To the ancient Mexicas, the heart or yólotl was the vital organ in the creation of our universe. It generated ideas and feelings. For them the human heart transcended all things material and became the symbol of the intangible and of the powerful. Through human sacrifice the Aztecs gave to their gods their most precious possession in exchange for good fortune or to placate the bad.
Jade has always been part of my life. I remember my mother asking me to help her with her Chinese jade and gold earings and necklace when I was a little boy. When I married Rosemary my mother Filomena gave her the complete set that also included a bracelet and a ring.

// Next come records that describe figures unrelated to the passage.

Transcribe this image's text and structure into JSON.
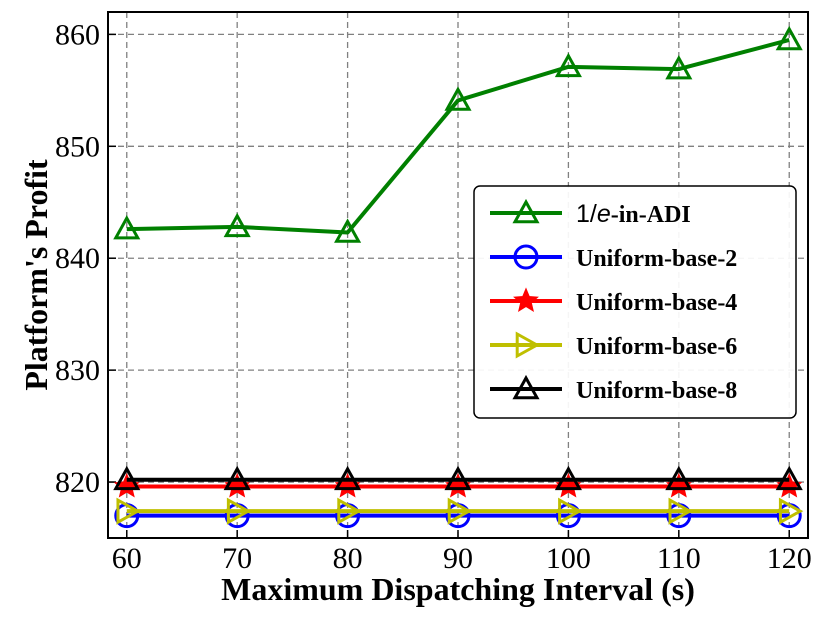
{
  "chart_data": {
    "type": "line",
    "xlabel": "Maximum Dispatching Interval (s)",
    "ylabel": "Platform's Profit",
    "x": [
      60,
      70,
      80,
      90,
      100,
      110,
      120
    ],
    "xlim": [
      58.3,
      121.7
    ],
    "ylim": [
      815,
      862
    ],
    "xticks": [
      "60",
      "70",
      "80",
      "90",
      "100",
      "110",
      "120"
    ],
    "yticks": [
      "820",
      "830",
      "840",
      "850",
      "860"
    ],
    "yticks_values": [
      820,
      830,
      840,
      850,
      860
    ],
    "grid": true,
    "legend_position": "center-right",
    "series": [
      {
        "name_prefix": "1/",
        "name_italic": "e",
        "name_suffix": "-in-ADI",
        "color": "#008000",
        "marker": "triangle-up",
        "values": [
          842.6,
          842.8,
          842.3,
          854.1,
          857.1,
          856.9,
          859.5
        ]
      },
      {
        "name": "Uniform-base-2",
        "color": "#0000ff",
        "marker": "circle",
        "values": [
          817.0,
          817.0,
          817.0,
          817.0,
          817.0,
          817.0,
          817.0
        ]
      },
      {
        "name": "Uniform-base-4",
        "color": "#ff0000",
        "marker": "star",
        "values": [
          819.6,
          819.6,
          819.6,
          819.6,
          819.6,
          819.6,
          819.6
        ]
      },
      {
        "name": "Uniform-base-6",
        "color": "#bfbf00",
        "marker": "triangle-right",
        "values": [
          817.4,
          817.4,
          817.4,
          817.4,
          817.4,
          817.4,
          817.4
        ]
      },
      {
        "name": "Uniform-base-8",
        "color": "#000000",
        "marker": "triangle-up",
        "values": [
          820.2,
          820.2,
          820.2,
          820.2,
          820.2,
          820.2,
          820.2
        ]
      }
    ]
  }
}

My latest connection with jade was in 2003 when I photographed sculptor Lyle Sopel in his North Vancouver studio with a giant jade Buddha he had just finished. All I can remember of the jade octopus is that I photographed it at least 20 years ago in Spanish Banks at about the same time that I photographed the lovely Anette with a jade screen (mined by Mohawk Petroleum) and a jade pendant.